Answer: No, for several reasons:
- Unless the callback-invocation thread is also affinitied to that same CPU, it might well be running on some other CPU.
- In some situations, for example, if the CPU that the threads are affinitied to is taken offline, the scheduler might choose to run the thread somewhere else.
- Even if the thread and its callback-invocation thread really do execute on the same CPU, preemption can cause execution to be interleaved.
In short, any interactions between a given thread and its callback-invocation thread must be properly synchronized.
Quick Quiz 5: Now that Thread D has its own callback-invocation thread, can interactions between those two threads be omitted?
Answer: No, and for the same reasons as noted earlier:
- Unless both threads are affinitied to the same CPU, they might well be running on different CPUs.
- In some situations, for example, if the CPU that the threads are affinitied to is taken offline, the scheduler might choose to run the thread somewhere else.
- Even if the thread and its callback-invocation thread really do execute on the same CPU, preemption can cause execution to be interleaved.
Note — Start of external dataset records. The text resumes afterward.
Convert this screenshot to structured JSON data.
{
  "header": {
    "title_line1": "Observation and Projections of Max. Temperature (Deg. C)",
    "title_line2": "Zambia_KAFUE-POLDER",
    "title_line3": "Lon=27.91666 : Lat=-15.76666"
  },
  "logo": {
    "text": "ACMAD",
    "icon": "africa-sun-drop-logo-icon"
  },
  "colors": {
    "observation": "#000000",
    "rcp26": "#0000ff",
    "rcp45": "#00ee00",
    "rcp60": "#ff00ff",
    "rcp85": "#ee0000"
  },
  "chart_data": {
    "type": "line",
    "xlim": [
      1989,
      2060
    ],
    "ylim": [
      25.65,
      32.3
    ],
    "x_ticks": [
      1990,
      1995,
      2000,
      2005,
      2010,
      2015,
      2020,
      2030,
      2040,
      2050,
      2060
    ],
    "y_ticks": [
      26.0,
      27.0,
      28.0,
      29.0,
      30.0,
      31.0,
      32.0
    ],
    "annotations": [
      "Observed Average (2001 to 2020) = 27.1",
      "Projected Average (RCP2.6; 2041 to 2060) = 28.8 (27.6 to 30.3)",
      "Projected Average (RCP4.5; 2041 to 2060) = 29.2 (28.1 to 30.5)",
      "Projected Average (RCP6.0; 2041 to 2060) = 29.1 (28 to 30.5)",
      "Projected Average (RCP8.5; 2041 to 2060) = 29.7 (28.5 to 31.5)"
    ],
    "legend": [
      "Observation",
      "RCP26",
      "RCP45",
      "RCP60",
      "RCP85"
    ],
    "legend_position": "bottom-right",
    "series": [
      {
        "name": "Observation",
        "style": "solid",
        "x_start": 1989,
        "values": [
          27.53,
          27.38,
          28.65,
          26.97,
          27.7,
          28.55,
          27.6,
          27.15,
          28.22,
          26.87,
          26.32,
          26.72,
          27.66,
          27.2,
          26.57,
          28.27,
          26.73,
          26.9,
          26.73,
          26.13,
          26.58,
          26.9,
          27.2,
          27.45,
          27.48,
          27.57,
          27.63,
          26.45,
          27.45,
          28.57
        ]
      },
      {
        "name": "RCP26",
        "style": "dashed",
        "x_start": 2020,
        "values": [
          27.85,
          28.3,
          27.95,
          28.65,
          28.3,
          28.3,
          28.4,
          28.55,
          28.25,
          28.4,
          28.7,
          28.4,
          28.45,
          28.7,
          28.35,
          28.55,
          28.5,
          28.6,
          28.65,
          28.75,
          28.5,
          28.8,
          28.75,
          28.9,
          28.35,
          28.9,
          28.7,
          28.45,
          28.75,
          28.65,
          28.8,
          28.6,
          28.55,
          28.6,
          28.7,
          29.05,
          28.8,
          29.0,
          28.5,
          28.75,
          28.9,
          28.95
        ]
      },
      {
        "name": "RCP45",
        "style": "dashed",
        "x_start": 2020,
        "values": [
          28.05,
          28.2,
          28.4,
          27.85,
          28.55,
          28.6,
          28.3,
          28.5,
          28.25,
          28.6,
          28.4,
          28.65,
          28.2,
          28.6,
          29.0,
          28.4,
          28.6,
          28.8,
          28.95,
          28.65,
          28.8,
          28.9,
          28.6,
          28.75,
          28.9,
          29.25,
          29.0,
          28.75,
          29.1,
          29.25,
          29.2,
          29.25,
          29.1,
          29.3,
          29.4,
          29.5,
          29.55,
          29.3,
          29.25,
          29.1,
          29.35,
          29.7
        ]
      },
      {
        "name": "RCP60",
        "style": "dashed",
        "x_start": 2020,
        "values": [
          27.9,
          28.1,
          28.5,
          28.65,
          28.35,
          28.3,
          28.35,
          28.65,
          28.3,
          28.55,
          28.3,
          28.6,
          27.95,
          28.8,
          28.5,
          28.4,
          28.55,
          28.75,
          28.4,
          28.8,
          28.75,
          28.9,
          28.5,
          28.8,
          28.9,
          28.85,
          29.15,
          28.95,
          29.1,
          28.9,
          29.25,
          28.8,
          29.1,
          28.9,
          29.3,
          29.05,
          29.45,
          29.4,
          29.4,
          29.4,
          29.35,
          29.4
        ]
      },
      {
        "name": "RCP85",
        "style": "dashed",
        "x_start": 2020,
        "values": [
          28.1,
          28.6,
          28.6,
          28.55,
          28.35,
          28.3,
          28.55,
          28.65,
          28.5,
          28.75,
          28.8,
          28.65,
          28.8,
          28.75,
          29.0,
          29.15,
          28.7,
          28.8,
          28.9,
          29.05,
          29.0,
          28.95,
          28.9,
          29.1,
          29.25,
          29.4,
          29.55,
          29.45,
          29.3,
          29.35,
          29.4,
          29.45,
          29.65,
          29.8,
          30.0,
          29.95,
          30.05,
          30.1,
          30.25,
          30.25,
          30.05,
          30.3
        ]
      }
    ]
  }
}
In short, any interactions between a given thread and its callback-invocation thread must be properly synchronized—regardless of how those two threads are related and where they run.
Quick Quiz 6:
Is there any situation where a URCU_CALL_RCU_RT
callback-invocation thread can be more energy-efficient than a
normal callback-invocation thread, where a normal callback-invocation
thread is created with 0
rather than
URCU_CALL_RCU_RT
?
Answer:
No, or at least not by much.
Even if a normal callback-invocation thread's application threads collectively
register a callback every (say) millisecond, the fact that the
callback-invocation thread blocks for ten milliseconds after being awakened
means that it will throttle the number of wakeups it receives to roughly
that of a URCU_CALL_RCU_RT
callback-invocation thread.
This policy might need modification in the future should applications start exhibiting extremely high callback-registration rates.